Oktober 2001 |
011006 |
ENERGIE-CHRONIK |
Im Zuge seiner Ermittlungen gegen 22 Stromnetzbetreiber (010902) hat das Bundeskartellamt Mißbrauchsverfahren gegen die Bewag AG, die EnBW Transportnetze AG, die Hamburgische Electricitäts-Werke AG (HEW) und die VEAG Vereinigte Energiewerke AG eingeleitet. Nach Ansicht der Behörde gibt es bei den vier betroffenen Unternehmen "keinen nachvollziehbaren Bezug zwischen den tatsächlichen Beschaffungskosten und dem Preissystem für die Regelenergie". Es bestehe der Verdacht, daß sie ihren Wettbewerbern "unangemessene und zum Teil fiktive Kosten für die Ausgleichsenergie in Rechnung stellen". Infolge der unangemessenen Preise für die Regelenergie, die in die Netznutzungsgebühren miteingehen, würden konkurrierende Stromanbieter wie Enron und Lichtblick erheblich belastet.
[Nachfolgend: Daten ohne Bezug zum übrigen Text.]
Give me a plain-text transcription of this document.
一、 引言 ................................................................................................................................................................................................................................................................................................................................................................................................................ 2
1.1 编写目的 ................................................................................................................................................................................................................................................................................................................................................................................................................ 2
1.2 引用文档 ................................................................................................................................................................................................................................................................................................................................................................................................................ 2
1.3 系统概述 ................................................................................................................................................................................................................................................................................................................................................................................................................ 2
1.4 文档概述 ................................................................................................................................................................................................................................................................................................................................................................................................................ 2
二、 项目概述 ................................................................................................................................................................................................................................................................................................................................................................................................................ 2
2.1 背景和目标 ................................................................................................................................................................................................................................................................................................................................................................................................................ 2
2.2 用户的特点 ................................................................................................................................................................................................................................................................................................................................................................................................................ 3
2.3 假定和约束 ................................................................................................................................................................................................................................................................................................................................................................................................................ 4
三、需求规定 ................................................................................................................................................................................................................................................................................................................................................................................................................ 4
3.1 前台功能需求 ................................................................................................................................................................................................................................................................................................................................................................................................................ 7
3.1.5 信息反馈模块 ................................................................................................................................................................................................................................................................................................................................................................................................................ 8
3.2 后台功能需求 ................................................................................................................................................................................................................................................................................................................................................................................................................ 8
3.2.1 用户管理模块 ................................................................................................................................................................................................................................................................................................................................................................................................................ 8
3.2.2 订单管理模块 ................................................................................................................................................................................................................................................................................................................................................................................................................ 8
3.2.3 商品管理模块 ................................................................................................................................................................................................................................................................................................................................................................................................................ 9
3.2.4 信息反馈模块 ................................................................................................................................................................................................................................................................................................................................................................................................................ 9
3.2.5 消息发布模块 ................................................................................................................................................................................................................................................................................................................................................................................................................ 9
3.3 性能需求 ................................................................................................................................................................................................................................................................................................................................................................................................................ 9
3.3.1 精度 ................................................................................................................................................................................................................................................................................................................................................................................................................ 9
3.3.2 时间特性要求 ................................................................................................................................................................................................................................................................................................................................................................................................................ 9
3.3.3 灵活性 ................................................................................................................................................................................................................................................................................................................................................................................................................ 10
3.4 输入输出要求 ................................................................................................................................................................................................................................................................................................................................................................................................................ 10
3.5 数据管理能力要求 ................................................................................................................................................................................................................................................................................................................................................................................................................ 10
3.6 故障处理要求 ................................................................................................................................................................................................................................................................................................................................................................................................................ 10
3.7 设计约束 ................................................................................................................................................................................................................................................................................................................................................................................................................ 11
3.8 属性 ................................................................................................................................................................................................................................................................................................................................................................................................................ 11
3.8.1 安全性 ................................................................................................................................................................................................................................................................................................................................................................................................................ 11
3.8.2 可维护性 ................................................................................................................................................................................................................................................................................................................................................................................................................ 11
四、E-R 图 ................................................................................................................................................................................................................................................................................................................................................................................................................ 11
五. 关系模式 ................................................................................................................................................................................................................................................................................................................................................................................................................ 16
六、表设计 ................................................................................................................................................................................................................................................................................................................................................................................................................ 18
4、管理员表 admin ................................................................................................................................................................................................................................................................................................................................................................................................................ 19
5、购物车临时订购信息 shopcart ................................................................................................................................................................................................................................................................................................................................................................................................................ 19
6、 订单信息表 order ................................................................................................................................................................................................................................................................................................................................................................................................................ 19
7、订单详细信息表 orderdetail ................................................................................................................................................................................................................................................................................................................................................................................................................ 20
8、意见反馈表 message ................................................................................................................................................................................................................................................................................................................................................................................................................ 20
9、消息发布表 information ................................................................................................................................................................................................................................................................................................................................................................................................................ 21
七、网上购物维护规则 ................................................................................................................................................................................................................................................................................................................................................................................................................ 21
Als positive Beispiele nennt das Bundeskartellamt in seiner Presssemitteilung vom 30. Oktober die Regelenergiesysteme, wie sie von RWE net (000713) und demnächst auch von E.ON Netz (010812) praktiziert werden und auch in Ländern wie Schweden und Norwegen üblich seien. In einer ersten Stellungnahme hätten die betroffenen Unternehmen sich darauf berufen, daß ihr Abrechnungssystem den Regeln der zweiten Verbändevereinbarung II (991201) entspreche. Kartellamtspräsident Ulf Böge lasse dieses Argument aber nicht gelten, sondern fordere die stromwirtschaftlichen Verbände auf, die VV II bei der anstehenden Neufassung (010503) entsprechend zu ändern: "Kartellrechtswidriges Verhalten kann nicht durch eine Verbändevereinbarung gerechtfertigt werden. Der Hinweis auf die Verbändevereinbarung zeigt vielmehr, daß dringender Handlungsbedarf besteht, im Rahmen der laufenden Modifizierung der VV Strom II kartellrechtskonforme Rahmenregeln für die Abrechnung von Regelenergie zu entwickeln."
Wie aus einem bereits veröffentlichten Grundsatzpapier (010404) hervorgeht, halten es die Kartellbehörden für ungerechtfertigt, daß gemäß Verbändevereinbarung II den Bilanzkreisen ein zusätzlicher Regelleistungspreis in Rechnung gestellt wird, sobald ihre Einspeisungen unter das sogenannte Toleranzband (plus/minus fünf Prozent des Sollwerts) absinken. Die Netzbetreiber hätten dadurch unbegründete Mehrerlöse, da ihre tatsächlichen Kosten für die Bereitstellung von Regelleistung aufgrund des Durchmischungseffektes sämtlicher Mehr- und Mindereinspeisungen im Netz geringer seien und sogar gegen Null tendieren könnten. Besonders behindernd sei diese Praxis für kleine Händler, die nur wenig Kunden zu einem Bilanzkreis zusammenfassen können.
Weiterhin wurde in dem Grundsatzpapier beanstandet, daß die Netzbetreiber einen Einspeisungs-Überschuß deutlich unter dem Marktpreis vergüten, während sie Fehlmengen deutlich über dem Marktpreis verrechnen. Stromhändler hätten dadurch von vornherein eine höhere Kostenbasis als integrierte Netzbetreiber/Lieferanten, mit denen sie konkurrieren.
Der Verband Kommunaler Unternehmen (VKU) hat sich am 30. Oktober gegen "pauschale Vorverurteilungen" durch die Kartellämter gewandt. "Die Stadtwerke lassen sich nicht in die Ecke der Wettbewerbsverhinderer drängen", erklärte VKU-Hauptgeschäftsführer Michael Schöneich. Zum einen beträfen die gegenwärtigen Ermittlungen nicht nur kommunale Netzbetreiber, sondern auch regionale und überregionale Stromversorger. Zum anderen seien die differierenden Netzkosten eine Folge der recht unterschiedlichen Strukturen von Netzen und Netzgebieten. Die "Kostenorientierung der Netzentgelte" sei eindeutig in der Verbändevereinbarung II geregelt, die im übrigen keine Richtwerte enthalte, obwohl dies immer wieder behauptet werde.